[SOLVED] rbd: sysfs write failed on TPM disks

[CBdVSdFSMB]

Hello everyone,

we are running a 4-Node pve cluster with 3 Nodes in a hyper-converged setup with ceph and the 4th Node just for virtualization without its own osds. After creating a VM with a TPM state device on a ceph pool it fails to start with the error message:

rbd: sysfs write failed TASK ERROR: start failed: can't map rbd volume vm-103-disk-1: rbd: sysfs write failed

Other VMs without TPM work fine on the same pool. It is even possible to remove and recreate the TPM state and move the disk from one pool to another. Whenever the disk is running on ceph it fails for the same reason but when it is located on the local storage the VM starts without trouble.
Assuming from the error message the TPM disk is mapped locally on the hypervisor whereas the other drives are handled by qemu directly which makes the TPM quiet unique. Creating a VM with the ceph-common tools installed and trying to map a random rbd (not just TPMs) from there fails as well.
After having no success in troubleshooting we set up a test-cluster on 3 old desktop PCs running into the problem again.

The issue first occured during the cluster's initial setup on pve 7.4 with Ceph quincy and is still persisting after upgrading to pve 8. During the installation of the VMs we put the TPM on a local pool but this way we are missing failover when entering the productive phase and creating a snapshot with a local disk attached prevents easy live migration.

We are running out of ideas. Thanks a lot,
Marcus

 

[CBdVSdFSMB]

Finally solved: Actually there were two issues on top of each other.

1. The ongoing rework of our networking should enable all services to run in full Dual-Stack, if possible. Since the Ceph-Documentation clearly states Ceph was capable to do so we enabled the feature.
According to the OSDs and Monmap, Ceph itself works perfectly fine, binding to 4 addresses in total, the Messenger V1 and V2 port, with an IPv4 and v6 address each.
Unfortunately not all the Client-implementations are Dual-Stack-Ready so far. While QEMU appears to be working with this kind of setup, KRBD does not. This is not an IPv6 related issue, since choosing either IPv4 or v6 but not both works equally fine.
After this experience, I assume the Proxmox integration of TPM on Ceph block devices uses only the KRBD implementation, as LXC Containers do. Since we are not using Containers on Proxmox and the VMs were working, we wrongly assumed the Problem was with TPM instead.
Meanwhile the Ceph Documentation issued an info-box, that Dual-Stack was not supported by the Messengers.

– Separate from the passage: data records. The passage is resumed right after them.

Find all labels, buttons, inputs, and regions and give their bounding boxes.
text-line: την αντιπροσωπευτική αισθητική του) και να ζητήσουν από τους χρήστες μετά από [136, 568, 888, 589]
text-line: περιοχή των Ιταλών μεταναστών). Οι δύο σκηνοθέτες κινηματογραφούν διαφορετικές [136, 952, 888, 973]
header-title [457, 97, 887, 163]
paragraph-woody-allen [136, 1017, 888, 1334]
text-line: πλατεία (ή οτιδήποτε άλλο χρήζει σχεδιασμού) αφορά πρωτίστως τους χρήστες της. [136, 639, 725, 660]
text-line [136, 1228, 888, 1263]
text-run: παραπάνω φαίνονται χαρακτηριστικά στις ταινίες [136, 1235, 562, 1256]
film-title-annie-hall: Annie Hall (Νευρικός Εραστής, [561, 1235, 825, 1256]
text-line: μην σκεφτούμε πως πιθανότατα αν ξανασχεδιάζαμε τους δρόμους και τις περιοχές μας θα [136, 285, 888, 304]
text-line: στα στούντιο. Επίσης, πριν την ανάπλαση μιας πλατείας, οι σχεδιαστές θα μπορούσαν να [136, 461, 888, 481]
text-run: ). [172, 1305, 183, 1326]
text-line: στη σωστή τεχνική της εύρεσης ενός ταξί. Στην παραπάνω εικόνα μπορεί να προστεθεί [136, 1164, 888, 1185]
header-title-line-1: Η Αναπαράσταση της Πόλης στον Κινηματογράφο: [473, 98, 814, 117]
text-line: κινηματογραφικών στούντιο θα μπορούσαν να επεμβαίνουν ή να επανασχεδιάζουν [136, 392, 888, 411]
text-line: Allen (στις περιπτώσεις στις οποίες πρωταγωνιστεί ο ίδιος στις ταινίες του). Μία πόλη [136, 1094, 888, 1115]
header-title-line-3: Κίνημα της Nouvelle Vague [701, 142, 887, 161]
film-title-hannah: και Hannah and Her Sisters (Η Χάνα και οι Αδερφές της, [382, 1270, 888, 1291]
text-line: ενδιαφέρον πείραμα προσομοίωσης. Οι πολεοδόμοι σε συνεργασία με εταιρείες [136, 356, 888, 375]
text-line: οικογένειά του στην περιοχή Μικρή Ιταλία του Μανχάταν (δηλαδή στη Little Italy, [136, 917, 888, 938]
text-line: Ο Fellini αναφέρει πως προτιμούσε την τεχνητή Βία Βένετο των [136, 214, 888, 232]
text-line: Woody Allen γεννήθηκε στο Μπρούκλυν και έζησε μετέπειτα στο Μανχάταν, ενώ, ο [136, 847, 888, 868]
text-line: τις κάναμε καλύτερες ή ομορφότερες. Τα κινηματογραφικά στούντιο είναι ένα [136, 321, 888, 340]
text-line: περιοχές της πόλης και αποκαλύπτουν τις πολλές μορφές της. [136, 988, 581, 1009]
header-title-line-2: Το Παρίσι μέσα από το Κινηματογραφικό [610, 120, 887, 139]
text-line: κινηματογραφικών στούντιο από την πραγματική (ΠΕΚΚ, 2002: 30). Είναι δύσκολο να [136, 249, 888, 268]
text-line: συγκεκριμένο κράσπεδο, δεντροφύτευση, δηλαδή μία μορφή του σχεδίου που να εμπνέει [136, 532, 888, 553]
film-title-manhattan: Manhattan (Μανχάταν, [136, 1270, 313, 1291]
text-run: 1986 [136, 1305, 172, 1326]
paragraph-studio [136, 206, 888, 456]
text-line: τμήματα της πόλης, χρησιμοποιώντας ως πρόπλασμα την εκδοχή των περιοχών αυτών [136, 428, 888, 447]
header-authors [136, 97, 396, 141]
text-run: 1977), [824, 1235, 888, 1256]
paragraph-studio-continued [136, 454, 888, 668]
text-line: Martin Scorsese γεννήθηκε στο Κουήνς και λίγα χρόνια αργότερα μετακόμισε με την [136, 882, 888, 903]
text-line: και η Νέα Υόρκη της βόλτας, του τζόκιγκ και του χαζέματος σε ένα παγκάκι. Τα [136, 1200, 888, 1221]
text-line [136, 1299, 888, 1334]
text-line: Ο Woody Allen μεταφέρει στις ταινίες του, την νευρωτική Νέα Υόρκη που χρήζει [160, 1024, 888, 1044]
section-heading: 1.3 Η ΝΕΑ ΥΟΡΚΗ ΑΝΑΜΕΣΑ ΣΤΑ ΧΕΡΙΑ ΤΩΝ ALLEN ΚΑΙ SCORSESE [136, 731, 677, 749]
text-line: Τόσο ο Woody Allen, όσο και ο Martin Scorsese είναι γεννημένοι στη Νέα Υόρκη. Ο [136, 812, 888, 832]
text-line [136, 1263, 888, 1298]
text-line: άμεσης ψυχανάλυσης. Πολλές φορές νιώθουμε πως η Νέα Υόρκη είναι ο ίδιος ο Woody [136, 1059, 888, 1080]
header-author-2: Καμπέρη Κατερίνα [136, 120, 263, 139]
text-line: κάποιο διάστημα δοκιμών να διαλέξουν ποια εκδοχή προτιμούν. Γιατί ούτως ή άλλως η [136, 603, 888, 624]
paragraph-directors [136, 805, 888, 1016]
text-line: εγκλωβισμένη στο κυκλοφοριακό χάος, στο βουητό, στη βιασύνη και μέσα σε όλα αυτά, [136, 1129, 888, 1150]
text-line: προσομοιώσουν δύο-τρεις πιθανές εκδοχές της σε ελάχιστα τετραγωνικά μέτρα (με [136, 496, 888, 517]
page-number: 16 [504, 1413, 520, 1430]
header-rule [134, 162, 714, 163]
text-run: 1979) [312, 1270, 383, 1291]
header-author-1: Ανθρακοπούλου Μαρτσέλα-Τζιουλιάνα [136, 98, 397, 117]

However this warning is still not present in the Networking section of their doc.

Note: Since Ceph and many of their integrations including QEMU and ceph-csi support Dual-Stack it might be possible to run an external Cluster in Dual-Stack and only configure Machines with KRBD (and possibly other) integrations to bind to the Monitors using either Stack. Unfortunately I'm not able to try this.

2. In the meantime the normal operation of our cluster, with VMs being created, removed and Block-devices moved between pools, the partial availability of the Ceph-backend caused some disks to not properly being deleted. This results in another message

TASK ERROR: rbd error: rbd: listing images failed: (2) No such file or directory

.
As mentioned in a previous thread the issue could be resolved by cross-checking the devices Proxmox expects to be present and the ones actually listed. In total there were 3 devices configured in Proxmox but not available in Ceph and another 2 in Ceph but with no reference in Proxmox. Removing them cleared the warning.